8 gol, 4 assist: il Lecce cerca Torromino!

Dopo aver ritrovato Superman Caturano (4 gol nelle ultime 5 partite) il Lecce è alla ricerca dell’altro supereroe del suo attacco, quel Torromino che nella prima parte di campionato una volta entrato in campo si trasformava in Hulk schiantando la resistenza delle difese avversarie.

L’esterno offensivo del Lecce ha subito una netta flessione nelle sue prestazioni da qualche settimana a questa parte, al punto che nelle ultime due uscite, contro Messina e Paganese, mister Padalino gli ha preferito Doumbia dal primo minuto. L’ultima rete di Torromino risale al 6 novembre, nel match esterno contro il Fondi, e da allora l’attaccante ex Crotone non è più riuscito a trovare la via del gol ma soprattutto non è più riuscito a dare alla squadra quell’apporto che era stato fondamentale nelle prime giornate di campionato.

Le statistiche mostrano comunque come, nonostante il calo delle ultime partite, quella vissuta fino ad ora a Lecce sia probabilmente la migliore stagione della carriera di Torromino, paragonabile solo all’annata 2014/15 quando il calabrese vestiva la maglia del Grosseto e terminò la stagione con 15 marcature nel suo score personale. Fino ad oggi Torromino ha messo a segno 8 reti (spicca la tripletta casalinga contro la Virtus Francavilla) e ha fornito 4 assistenze ai compagni. Dati di un certo valore considerando il fatto che si tratta di un’ala che spesso parte lontano dalla porta.

Ma come mai un giocatore che nelle prime giornate sembrava imprescindibile per la squadra ora viene messo in discussione?

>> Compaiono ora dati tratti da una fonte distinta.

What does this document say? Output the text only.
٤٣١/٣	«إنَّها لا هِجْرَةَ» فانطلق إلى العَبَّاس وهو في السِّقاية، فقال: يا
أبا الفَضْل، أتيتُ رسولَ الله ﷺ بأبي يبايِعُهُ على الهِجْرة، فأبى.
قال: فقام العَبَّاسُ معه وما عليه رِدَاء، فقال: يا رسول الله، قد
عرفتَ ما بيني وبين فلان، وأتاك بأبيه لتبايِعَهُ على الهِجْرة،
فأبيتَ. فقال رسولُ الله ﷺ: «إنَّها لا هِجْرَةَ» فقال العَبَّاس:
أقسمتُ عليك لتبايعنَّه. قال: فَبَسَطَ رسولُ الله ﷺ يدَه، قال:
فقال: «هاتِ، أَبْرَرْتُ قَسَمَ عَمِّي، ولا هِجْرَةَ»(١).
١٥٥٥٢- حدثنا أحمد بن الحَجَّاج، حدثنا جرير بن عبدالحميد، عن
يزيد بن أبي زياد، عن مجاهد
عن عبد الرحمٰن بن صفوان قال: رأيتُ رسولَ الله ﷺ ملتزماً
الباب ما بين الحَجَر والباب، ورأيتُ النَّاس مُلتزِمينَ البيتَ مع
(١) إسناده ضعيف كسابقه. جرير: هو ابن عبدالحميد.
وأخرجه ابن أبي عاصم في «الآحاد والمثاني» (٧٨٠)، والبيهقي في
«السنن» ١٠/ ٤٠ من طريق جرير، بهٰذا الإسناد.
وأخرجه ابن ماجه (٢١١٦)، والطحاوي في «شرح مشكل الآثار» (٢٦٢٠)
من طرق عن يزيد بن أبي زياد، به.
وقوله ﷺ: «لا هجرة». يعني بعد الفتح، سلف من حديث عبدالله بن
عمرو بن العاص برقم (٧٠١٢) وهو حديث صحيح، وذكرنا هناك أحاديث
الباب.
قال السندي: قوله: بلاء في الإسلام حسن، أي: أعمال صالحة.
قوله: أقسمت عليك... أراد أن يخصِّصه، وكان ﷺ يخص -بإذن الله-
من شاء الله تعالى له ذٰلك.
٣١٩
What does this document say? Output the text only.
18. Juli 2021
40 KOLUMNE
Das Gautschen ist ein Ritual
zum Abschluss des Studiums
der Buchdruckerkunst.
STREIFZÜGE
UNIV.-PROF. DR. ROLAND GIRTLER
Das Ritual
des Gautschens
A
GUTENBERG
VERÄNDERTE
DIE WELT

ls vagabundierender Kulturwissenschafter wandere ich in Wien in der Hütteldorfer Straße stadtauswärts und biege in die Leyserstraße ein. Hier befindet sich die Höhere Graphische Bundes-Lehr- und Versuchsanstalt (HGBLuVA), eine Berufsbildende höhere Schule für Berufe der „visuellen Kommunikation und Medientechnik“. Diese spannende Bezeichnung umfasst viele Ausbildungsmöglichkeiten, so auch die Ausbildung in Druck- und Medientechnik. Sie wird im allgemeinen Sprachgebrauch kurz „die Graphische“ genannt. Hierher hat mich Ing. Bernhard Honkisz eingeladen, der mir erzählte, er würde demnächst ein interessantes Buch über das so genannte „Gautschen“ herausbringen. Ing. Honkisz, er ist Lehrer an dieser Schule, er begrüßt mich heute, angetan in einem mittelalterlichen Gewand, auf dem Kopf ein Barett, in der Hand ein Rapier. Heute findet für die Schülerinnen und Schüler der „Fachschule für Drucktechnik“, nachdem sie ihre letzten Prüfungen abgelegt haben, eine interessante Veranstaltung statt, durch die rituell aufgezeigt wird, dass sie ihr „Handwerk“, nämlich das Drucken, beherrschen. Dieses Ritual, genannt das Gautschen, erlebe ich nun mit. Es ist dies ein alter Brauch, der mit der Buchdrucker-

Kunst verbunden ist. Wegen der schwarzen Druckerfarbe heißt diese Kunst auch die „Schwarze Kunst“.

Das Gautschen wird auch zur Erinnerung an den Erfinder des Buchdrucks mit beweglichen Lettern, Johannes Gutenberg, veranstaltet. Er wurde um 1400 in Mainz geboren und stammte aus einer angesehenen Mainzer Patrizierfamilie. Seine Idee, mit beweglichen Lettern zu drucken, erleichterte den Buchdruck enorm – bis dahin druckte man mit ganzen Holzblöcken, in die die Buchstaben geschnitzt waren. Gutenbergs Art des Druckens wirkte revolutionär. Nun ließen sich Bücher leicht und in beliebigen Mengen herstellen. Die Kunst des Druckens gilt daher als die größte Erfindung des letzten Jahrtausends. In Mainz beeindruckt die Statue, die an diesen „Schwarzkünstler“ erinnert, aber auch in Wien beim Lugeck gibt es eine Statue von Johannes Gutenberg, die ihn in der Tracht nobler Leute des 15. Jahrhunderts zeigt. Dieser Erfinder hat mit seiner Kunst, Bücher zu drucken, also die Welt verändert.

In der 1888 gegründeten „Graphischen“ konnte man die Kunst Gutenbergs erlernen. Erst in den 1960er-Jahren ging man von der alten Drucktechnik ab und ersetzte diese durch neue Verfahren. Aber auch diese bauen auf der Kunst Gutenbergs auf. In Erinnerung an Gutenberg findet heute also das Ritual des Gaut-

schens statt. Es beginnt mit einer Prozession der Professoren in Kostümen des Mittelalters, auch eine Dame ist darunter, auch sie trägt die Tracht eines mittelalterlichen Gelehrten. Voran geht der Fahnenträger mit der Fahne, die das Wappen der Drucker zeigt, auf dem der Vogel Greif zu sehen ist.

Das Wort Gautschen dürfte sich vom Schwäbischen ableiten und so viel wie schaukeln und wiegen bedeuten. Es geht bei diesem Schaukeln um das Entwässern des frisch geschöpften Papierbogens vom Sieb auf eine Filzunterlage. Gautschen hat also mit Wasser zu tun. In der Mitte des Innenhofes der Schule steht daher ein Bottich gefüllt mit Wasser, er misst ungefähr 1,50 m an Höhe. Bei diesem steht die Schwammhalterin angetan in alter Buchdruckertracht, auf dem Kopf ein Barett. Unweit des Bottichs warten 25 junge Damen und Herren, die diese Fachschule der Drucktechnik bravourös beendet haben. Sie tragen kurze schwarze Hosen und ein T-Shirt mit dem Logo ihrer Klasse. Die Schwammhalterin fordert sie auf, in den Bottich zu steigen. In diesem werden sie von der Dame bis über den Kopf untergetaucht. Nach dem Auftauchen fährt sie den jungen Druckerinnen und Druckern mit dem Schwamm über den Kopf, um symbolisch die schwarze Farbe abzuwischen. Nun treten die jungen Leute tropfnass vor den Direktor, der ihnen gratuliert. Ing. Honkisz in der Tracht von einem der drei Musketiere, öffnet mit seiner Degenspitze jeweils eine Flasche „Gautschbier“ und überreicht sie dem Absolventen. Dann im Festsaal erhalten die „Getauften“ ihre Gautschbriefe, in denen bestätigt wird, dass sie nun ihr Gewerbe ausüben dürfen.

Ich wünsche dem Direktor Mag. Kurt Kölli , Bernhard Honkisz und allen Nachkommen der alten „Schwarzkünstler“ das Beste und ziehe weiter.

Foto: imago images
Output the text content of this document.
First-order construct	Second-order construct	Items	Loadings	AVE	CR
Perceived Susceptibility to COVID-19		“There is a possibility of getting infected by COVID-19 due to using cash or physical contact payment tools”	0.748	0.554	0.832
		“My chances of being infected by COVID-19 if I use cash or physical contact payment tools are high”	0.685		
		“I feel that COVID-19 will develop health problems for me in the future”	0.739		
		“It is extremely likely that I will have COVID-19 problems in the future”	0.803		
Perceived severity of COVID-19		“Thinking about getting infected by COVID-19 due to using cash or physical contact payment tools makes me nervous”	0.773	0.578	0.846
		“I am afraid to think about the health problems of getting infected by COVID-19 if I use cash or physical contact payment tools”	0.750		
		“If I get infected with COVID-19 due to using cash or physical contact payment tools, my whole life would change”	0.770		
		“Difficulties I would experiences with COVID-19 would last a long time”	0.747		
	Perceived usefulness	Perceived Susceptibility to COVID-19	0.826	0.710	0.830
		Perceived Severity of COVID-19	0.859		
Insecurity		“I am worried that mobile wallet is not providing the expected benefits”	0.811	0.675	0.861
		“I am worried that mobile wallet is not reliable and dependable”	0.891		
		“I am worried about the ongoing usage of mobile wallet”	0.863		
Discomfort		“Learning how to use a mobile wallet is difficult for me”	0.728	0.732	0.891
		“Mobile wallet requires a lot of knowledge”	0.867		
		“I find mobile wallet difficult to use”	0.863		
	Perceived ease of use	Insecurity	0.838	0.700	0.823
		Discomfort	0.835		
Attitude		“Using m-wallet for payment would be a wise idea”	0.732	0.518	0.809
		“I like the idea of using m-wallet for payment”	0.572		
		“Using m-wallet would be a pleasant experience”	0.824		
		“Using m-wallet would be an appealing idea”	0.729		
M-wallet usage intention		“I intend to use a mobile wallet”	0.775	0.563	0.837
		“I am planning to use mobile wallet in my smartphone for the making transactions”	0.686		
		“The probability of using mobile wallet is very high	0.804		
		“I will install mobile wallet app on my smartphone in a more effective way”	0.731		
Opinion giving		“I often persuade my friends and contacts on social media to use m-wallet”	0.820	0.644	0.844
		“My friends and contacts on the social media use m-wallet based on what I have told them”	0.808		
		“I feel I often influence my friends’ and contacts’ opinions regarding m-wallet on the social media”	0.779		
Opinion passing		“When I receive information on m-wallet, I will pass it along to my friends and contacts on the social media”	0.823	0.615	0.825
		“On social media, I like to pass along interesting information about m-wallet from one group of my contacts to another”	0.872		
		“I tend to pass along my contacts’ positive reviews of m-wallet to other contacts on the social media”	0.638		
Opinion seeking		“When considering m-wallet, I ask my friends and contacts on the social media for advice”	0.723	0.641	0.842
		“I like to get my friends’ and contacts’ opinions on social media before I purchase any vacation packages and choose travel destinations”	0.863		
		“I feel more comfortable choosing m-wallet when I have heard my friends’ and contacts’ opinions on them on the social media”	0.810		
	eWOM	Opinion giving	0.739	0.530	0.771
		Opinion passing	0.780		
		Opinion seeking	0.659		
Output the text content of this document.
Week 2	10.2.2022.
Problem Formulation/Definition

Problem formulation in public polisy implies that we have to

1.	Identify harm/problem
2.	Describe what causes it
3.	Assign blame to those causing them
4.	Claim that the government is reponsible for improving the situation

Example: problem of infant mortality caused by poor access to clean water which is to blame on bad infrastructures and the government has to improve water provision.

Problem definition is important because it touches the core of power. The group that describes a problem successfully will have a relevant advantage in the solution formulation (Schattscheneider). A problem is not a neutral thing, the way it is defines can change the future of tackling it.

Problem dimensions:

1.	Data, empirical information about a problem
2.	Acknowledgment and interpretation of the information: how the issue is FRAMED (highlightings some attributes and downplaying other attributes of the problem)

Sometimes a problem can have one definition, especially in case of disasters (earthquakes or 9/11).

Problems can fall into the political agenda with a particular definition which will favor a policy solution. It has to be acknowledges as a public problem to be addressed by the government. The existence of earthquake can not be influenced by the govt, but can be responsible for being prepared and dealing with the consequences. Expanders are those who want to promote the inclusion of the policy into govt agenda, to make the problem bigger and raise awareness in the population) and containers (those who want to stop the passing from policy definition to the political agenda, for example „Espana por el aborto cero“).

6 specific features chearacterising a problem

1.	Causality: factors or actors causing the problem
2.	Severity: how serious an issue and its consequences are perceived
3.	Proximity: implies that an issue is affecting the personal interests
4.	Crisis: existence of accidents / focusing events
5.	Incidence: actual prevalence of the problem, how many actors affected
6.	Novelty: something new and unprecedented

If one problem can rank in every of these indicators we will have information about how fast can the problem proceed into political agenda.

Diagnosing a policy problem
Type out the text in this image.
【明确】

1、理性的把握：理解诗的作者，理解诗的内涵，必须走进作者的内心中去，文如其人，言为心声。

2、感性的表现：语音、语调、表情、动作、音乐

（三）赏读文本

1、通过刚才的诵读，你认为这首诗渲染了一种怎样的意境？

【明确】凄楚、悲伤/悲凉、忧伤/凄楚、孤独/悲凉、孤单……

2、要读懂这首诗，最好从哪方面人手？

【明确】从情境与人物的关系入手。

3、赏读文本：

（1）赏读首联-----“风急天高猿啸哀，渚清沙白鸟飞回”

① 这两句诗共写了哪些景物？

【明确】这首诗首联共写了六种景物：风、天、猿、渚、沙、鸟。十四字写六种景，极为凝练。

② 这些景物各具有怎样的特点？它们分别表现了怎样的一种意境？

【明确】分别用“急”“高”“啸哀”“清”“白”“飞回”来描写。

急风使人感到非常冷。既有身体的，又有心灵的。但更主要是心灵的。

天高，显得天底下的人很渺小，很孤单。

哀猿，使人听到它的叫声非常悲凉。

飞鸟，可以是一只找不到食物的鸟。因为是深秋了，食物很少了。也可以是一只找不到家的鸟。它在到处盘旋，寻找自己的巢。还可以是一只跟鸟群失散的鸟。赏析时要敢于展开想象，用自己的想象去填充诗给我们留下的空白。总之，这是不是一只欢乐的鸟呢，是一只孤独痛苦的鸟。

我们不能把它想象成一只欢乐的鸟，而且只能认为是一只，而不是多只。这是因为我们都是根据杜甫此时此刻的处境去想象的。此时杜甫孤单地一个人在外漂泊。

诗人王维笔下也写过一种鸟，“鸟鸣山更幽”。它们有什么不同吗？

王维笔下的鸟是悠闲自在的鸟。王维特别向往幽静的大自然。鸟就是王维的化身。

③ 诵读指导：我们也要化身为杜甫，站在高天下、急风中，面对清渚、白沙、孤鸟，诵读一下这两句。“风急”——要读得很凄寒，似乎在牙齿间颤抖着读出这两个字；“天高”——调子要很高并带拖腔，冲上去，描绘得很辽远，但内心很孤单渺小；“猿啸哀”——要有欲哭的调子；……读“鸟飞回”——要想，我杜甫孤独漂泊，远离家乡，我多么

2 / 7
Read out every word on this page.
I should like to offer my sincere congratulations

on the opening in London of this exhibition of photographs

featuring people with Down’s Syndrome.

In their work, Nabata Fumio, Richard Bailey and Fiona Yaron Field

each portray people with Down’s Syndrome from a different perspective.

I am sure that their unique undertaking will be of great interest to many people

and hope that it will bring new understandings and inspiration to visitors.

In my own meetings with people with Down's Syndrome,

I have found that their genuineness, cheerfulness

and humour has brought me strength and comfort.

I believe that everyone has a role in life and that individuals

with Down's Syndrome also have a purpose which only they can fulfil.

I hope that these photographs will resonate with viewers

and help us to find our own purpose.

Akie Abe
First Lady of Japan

Sicuramente c’è dietro un discorso legato ad un calo fisico che ha coinvolto una parte della squadra, compreso proprio Torromino che da qualche partita a questa parte è apparso meno reattivo del solito. Ma la questione va analizzata anche dal punto di vista tattico, tenendo bene a mente come la Lega Pro sia un campionato ostico, dove nessuna squadra è sprovveduta e lavora di settimana in settimana studiando attentamente l’avversario di turno. Chi affronta il Lecce sa che sulla corsia di sinistra i giallorossi hanno un fuoriclasse per la categoria come Torromino, pertanto cercano di limitarlo in tutti i modi, prevedendone il movimento con il quale converge dalla sinistra sul piede destro e raddoppiandolo costantemente. Non è pertanto facile per l’attaccante calabrese divincolarsi dalla morsa difensiva che spesso gli viene stretta intorno.

Di certo c’è però un dato, ovvero che con Torromino in campo il Lecce raccoglie 2,06 punti a partita, una media in linea a quella ideale che una squadra con ambizioni di primo posto deve tenere nell’arco del campionato. Basti questo per far capire come Torromino risulti un elemento fondamentale della squadra, e la speranza è che Hulk ritrovi, magari già dalla prossima importantissima sfida esterna ad Andria, la fiducia e la via della rete, ricomponendo così, assieme al suo gemello del gol Caturano, la coppia di supereroi che fa sognare i tifosi giallorossi.